Regev and her co-authors provided some information about where that point of diminishing returns is in the study. "It matters what the answer you want to get at the end is," she said. "If you want an answer about gene signatures, such as inflammatory response, you can go for pretty low numbers of cells — in the dozens — and very low numbers of reads per cell. But if you want answers on the effect of every individual perturbation and each gene target, then you need a higher number of cells and more reads per cell — maybe hundreds of cells."

"That's valuable because most people want to know a lot about signatures and they won't need to know every individual gene and how it's affected," she said. "They can save a lot of money this way, or assess more perturbations for the same amount of money."

Regev added that the preliminary results suggest generally that genetic interactions are rare. "If this were not true, then we'd likely be in trouble as organisms," she said. "If everything interacted with everything, every time you changed something, it would all go awry."

But that's not to say there aren't interactions. And the results suggest that the rules governing them can be inferred, she said.

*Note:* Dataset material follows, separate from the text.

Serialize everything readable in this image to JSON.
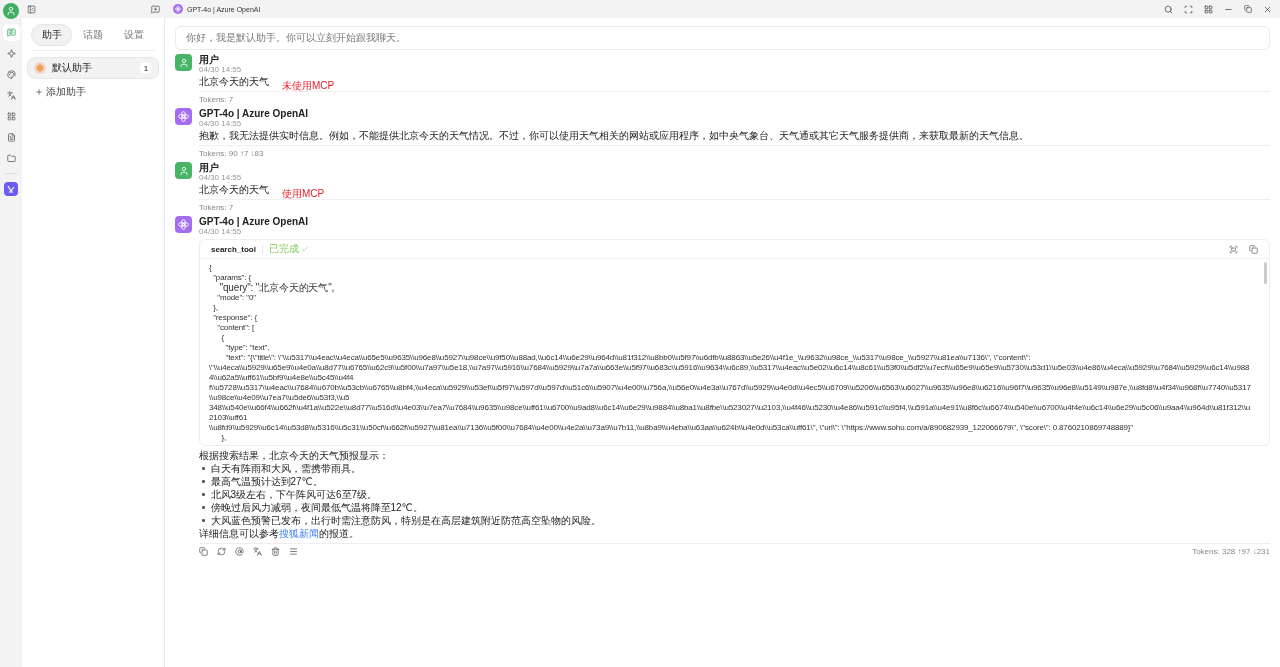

When things do interact, they form modules that affect things in similar ways. "Instead of having to assay not only every pairwise interaction, but three- and four- way interaction, we can see if we can randomly assess the system and still understand a lot about how it's made," Regev said.

Meanwhile, Weissman's lab used CRISPRi to simultaneously repress up to three genes in a K562 cell line. Their analysis allowed them to investigate the unfolded protein response, a quality control pathway that senses stress and detects errors in protein production machinery.

"These studies provide insight into how the three separate sensors of [endoplasmic reticulum] homeostasis allow the cell to monitor distinct types of ER stress," Weissman and his co-authors wrote, adding that their study highlights the ability of Perturb-seq to generally dissect complex cellular processes.

"With the unbiased readout we get from single-cell RNA sequencing, we can potentially discover things about biological pathways without a prior hypothesis," Weissman lab postdoc Tom Norman, co-first author of the UCSF-led study, said. "It opens up new possibilities that might not be evident from more targeted studies."

"The fact that Perturb-seq is not limited to one type of CRISPR-mediated perturbation should be incredibly enabling and allow other research groups to take advantage of the new method," said Britt Adamson, co-first author of the UCSF-led study and a postdoc in the Weissman lab.

To that end, plasmids will be made available for research uses on Addgene, though the Broad and UCSF said in a statement that they have applied for patents related to Perturb-seq.